The difference is speed. A junior developer would take a week to migrate 155 files, and the mistakes would be spread across days of PRs. Claude Code does it in an hour, and all the mistakes happen at once. You get the output of a week compressed into a session, including all the bugs that week would have contained.
This means the human's role shifts. You are not writing the code anymore — you are reviewing it at 10x speed. The skills that matter are:
- Verification instincts — "build after every change" is the #1 habit. If you build after each AI action, you catch errors in seconds instead of debugging them in compound later.
- System thinking — "what else does this affect?" The AI thinks locally.

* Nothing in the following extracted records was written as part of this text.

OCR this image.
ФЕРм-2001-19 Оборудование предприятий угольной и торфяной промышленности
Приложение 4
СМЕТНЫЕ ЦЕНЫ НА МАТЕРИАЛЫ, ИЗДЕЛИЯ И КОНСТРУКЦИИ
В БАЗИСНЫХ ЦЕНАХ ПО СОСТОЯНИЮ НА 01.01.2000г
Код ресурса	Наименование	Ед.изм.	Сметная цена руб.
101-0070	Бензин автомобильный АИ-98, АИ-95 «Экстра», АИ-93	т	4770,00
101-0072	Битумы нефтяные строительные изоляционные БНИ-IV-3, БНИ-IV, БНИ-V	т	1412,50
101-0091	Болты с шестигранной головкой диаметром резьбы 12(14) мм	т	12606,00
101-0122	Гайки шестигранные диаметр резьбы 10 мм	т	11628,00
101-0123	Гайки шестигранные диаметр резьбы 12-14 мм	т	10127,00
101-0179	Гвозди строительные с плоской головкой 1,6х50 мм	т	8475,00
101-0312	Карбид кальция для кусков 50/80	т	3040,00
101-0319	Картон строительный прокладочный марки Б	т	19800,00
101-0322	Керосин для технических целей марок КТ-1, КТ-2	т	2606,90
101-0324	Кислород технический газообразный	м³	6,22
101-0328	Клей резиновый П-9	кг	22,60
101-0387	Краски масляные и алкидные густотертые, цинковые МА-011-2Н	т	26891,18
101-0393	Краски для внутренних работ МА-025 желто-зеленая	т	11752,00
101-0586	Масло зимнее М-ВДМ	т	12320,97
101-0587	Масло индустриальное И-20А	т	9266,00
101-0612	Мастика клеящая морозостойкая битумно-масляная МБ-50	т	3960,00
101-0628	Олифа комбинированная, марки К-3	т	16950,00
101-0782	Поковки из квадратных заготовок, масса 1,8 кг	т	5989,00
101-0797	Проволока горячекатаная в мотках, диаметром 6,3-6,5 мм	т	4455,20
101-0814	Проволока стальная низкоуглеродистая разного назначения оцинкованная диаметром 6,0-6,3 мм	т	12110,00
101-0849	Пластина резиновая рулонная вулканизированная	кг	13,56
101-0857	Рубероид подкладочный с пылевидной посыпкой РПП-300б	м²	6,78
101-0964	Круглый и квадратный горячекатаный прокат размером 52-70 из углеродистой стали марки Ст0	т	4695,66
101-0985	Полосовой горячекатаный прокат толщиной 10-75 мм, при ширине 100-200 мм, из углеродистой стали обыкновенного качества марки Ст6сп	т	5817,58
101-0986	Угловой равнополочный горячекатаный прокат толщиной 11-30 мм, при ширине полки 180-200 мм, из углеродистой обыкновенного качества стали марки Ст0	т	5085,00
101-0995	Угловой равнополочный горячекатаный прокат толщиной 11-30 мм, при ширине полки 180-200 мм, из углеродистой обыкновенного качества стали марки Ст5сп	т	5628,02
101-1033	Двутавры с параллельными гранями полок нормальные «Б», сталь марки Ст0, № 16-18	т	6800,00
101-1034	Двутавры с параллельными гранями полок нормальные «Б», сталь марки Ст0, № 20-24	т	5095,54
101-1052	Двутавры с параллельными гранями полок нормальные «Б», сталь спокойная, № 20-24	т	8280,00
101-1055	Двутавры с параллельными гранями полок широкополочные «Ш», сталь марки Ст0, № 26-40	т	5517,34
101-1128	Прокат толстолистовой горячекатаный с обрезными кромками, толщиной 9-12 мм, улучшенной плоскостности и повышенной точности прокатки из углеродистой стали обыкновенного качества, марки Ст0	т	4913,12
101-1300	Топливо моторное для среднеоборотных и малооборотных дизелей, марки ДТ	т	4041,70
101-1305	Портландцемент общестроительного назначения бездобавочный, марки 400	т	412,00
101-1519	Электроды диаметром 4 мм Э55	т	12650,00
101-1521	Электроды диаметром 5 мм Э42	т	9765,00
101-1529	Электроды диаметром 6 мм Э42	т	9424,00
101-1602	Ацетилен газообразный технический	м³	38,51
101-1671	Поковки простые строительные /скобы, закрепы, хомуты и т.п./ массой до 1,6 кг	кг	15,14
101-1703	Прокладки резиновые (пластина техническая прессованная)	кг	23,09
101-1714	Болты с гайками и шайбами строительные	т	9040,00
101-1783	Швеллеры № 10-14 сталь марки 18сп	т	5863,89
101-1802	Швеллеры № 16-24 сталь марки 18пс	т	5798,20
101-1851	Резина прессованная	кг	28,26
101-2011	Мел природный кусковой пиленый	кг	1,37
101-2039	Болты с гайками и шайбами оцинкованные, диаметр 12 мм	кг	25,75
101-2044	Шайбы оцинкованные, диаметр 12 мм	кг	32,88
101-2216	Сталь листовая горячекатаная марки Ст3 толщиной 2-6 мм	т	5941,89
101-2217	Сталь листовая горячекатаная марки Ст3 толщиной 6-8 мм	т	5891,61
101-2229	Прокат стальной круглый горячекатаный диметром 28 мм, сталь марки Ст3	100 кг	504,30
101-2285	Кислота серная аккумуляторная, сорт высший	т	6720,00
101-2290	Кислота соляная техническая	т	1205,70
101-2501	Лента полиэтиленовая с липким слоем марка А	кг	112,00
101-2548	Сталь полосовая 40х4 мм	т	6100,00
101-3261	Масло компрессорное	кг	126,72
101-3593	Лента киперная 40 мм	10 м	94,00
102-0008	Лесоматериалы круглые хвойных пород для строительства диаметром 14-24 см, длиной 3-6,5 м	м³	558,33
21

You need to think about the system: other applications that read this data, other pages that display this information, other pipelines that depend on this build.
- Screenshot debugging — showing the AI what the user actually sees is 10x more effective than describing the problem. A screenshot of loginwindow at the top of the dashboard communicated the problem instantly.
- Explicit checklists — tell the AI to check CI status before tagging. Tell it to verify every link in a README. Tell it to build after each agent finishes. These are things experienced developers do automatically. AI needs to be told.
The best AI-assisted development workflow is not "tell the AI what to do and trust the result." It is "tell the AI what to do, verify the result, show it what is wrong, and iterate." The AI is fast. You are correct. Together, you ship things that neither could do alone.